# Avg. clustering coefficient calculated incorrectly on graph #625

Closed
opened this Issue May 16, 2012 · 4 comments

Projects
None yet
4 participants
Contributor

### brycethomas commented May 16, 2012

 Hi, Consider the following graph: http://i.imgur.com/7hMZq.png Gephi (0.8.1) calculates the following local clustering coefficients: http://i.imgur.com/ilT1f.png Gephi averages these: `(1.0 + 0.33333 + 1.0 + 0.0) / 4 = 0.583`, and reports this number (`0.583`) as the Avg. Clustering Coefficient. This result is inconsistent with the algorithm from Main-memory Triangle Computations for Very Large (Sparse (Power-Law)) Graphs that Gephi claims to implement. The author of the aforementioned paper (Latapy) has his own C implementation of the algorithm, which produces `0.7777`. I surmise that the mistake Gephi is making is that it follows Latapy's advice of not calculating a local clustering coefficient for nodes with degree `<= 1`, but then includes this node in the count of total nodes anyway. In the example I gave above, I am referring to node Four, whose clustering coefficient is calculated as `0.0`. Note that if we were to do `(1.0 + 0.33333 + 1.0 + 0.0) / 3` instead of `(1.0 + 0.33333 + 1.0 + 0.0)/4` we would get `0.7777`, which is consistent with the result of Latapy's implementation. To throw another spanner in the works, there is a second potential problem, but I am waiting for this to be confirmed by Latapy. This second problem is that it appears to me that Latapy himself implements the clustering coefficient algorithm differently to how it was first described in Collective dynamics of small world networks by Watts & Strogatz, which he references. I didn't see any mention in Watts & Strogatz paper to suggest nodes with degree `<= 1` should be excluded from the calculations at all. To summarise, I believe clustering coefficient is implemented incorrectly in Gephi. I suggest as a first step at least ensuring it is consistent with Latapy's implementation, and then later on figure out whether Latapy's implementation is itself inconsistent with the original definition of Avg. clustering coefficient. I haven't worked on the Gephi code base before, but if someone can point me to the right files, I'm willing to have a go at fixing it.
Contributor

### brycethomas commented May 16, 2012

 Just to clarify, I believe the current Gephi implementation to be incorrect regardless of whether you consider Latapy's or Watts & Strogatz to be the "proper" way of implementating Avg. clustering coefficient.

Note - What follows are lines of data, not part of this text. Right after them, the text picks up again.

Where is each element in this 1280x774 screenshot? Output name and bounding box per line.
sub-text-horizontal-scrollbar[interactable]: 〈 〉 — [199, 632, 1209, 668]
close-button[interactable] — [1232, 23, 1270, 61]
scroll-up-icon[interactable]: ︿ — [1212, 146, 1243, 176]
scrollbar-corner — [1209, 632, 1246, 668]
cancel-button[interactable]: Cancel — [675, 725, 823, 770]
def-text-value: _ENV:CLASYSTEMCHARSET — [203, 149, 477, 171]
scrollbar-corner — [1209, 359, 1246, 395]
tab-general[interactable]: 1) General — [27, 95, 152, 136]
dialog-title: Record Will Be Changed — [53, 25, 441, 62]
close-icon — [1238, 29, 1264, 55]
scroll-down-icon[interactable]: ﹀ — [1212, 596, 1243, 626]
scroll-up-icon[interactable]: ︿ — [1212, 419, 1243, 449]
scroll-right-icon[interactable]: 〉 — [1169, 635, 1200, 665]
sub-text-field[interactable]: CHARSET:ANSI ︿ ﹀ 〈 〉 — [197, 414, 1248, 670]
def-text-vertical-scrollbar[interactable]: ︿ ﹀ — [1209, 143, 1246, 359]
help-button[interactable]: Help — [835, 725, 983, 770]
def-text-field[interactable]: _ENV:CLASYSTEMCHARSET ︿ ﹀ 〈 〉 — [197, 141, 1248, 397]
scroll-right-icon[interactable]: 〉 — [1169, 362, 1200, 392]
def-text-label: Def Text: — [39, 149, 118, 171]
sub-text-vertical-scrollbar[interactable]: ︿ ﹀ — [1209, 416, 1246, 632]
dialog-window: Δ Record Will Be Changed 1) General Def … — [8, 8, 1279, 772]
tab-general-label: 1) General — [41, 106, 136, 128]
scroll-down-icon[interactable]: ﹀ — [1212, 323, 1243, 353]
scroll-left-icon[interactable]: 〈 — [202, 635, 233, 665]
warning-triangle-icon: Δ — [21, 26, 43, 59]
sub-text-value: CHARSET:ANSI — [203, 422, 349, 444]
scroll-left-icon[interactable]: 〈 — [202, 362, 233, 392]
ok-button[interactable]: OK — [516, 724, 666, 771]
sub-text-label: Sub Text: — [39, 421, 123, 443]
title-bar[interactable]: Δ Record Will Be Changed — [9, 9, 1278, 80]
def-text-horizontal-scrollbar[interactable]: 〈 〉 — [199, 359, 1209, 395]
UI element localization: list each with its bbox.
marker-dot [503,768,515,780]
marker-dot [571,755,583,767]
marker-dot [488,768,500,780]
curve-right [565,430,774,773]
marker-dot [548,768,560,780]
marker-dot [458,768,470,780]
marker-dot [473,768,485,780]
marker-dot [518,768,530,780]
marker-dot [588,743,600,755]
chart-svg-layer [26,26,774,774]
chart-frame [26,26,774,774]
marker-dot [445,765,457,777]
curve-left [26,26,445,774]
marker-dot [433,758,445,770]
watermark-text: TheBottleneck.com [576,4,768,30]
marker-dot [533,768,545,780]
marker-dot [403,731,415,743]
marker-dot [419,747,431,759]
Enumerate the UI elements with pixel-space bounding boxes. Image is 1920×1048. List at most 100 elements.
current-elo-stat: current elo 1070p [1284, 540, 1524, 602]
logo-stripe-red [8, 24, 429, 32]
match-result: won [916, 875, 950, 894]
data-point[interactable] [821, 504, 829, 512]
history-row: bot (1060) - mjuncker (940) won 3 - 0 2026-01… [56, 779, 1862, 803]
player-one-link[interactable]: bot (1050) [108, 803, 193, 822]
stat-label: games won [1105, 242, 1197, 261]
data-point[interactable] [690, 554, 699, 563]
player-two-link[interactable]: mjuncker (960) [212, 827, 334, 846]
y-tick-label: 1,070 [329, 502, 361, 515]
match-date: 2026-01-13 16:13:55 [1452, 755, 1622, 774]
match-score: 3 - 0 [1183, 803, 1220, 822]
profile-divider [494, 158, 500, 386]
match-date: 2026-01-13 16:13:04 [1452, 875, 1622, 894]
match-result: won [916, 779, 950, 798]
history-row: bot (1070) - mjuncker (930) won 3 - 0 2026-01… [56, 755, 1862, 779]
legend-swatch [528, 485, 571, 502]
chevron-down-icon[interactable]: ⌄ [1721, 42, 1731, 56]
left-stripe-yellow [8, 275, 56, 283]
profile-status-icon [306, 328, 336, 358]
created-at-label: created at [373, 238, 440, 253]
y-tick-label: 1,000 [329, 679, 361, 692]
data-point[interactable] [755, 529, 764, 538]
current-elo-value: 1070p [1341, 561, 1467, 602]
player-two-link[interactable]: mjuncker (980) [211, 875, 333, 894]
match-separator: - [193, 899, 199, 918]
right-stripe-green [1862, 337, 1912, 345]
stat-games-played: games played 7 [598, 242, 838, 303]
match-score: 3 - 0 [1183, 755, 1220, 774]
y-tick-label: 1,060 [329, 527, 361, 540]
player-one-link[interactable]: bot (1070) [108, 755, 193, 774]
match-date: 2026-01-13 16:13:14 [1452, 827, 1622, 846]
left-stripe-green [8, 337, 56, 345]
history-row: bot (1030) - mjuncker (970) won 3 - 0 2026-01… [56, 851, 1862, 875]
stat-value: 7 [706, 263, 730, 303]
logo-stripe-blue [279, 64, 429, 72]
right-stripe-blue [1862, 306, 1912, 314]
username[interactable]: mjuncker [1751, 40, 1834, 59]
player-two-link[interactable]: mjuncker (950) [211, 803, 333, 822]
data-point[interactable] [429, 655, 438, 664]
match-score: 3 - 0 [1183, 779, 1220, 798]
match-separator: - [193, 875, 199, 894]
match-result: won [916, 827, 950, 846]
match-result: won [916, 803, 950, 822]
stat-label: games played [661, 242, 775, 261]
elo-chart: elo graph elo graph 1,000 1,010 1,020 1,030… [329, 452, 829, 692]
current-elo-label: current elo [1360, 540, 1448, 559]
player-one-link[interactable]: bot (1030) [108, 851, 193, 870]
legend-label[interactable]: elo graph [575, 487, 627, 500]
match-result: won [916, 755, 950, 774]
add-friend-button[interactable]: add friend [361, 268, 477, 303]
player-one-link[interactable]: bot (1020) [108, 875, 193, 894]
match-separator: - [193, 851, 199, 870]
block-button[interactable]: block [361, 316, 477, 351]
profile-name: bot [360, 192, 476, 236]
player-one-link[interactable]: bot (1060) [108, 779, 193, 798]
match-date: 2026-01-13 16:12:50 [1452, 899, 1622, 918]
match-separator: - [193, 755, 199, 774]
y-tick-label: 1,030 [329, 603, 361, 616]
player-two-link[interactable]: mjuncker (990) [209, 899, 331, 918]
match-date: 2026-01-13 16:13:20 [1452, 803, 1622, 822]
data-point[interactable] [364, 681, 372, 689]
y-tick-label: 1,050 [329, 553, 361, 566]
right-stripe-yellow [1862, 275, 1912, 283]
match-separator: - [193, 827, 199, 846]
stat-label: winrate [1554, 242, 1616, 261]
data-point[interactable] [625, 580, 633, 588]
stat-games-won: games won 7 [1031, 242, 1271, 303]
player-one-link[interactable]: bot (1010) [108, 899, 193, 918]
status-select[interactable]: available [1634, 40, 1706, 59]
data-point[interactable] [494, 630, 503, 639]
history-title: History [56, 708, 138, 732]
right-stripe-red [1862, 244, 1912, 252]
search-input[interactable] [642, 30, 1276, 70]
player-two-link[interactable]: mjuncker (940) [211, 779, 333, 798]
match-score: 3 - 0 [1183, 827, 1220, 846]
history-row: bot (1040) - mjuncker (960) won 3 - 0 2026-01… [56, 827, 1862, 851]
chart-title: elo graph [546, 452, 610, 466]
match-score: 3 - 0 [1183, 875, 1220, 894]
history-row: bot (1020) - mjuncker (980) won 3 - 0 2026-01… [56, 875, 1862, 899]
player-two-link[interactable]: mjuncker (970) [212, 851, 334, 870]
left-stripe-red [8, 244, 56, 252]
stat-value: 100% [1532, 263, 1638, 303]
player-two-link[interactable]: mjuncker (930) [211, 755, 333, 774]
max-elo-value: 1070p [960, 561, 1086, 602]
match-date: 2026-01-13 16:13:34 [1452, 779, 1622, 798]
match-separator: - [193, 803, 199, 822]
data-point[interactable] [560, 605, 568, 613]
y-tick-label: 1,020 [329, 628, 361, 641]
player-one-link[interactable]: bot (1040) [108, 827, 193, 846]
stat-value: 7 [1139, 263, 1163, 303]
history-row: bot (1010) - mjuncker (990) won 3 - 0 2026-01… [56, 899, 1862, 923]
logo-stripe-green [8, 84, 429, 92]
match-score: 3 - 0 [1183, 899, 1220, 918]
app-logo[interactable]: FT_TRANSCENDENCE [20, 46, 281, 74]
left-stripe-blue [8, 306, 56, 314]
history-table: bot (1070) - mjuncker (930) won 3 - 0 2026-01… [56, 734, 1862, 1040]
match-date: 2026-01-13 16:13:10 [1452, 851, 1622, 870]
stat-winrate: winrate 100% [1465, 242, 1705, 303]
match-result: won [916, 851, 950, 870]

### phreakocious commented May 16, 2012

 I can't speak to your claim, but you can certainly see the source code here: https://github.com/gephi/gephi/blob/master/StatisticsPlugin/src/org/gephi/statistics/plugin/ClusteringCoefficient.java

Merged

Contributor

### brycethomas commented May 17, 2012

 I have heard back from Latapy, here is an excerpt from his email: ``````Clustering coefficient for degree 1 nodes actually is poorly defined: what is the probability for any two neighbors of a degree 1 node to be linked togather? ... As a consequence, some authors (including me) ignore them, some consider their cc to be 0 and others to be 1. As in practice many nodes may have degree 1, this has a huge impact on the average cc in the graph. Consider for instance a binary tree: no triangle at all, but half nodes have degree 1. If one considers them to have cc 1 then the average is 0.5 still with no triangle. In general, authors do not explicitly state how then handle degree 1 nodes, as you noticed, and I even suspect that some authors choose the definition best suited to their expected outcome. To make the story short, there is no satisfactory way to handle degree 1 nodes in cc computations. One should first give the number of such nodes and then the average cc for all other nodes (or, better, the degree-cc correlations: then degree 1 nodes are naturally separated from others and the obtained information is much richer) `````` What I garner from this is that depending on how you define local clustering coefficient for degree 1 nodes, either the old implementation or the implementation in my pull request could both be considered correct. Given that Gephi references Latapy's paper though, it is at least in my opinion best that the implementation also be consistent with Latapy's.

### sheymann added a commit that referenced this issue May 20, 2012

``` Merge pull request #626 from brycethomas/master ```
`Fixes calculation of clustering coefficient on graph (Issue #625)`
``` 00d4318 ```
Member

### sheymann commented May 20, 2012

 Thanks for the report, we should indeed be consistent with Latapy's implementation. I merged your code.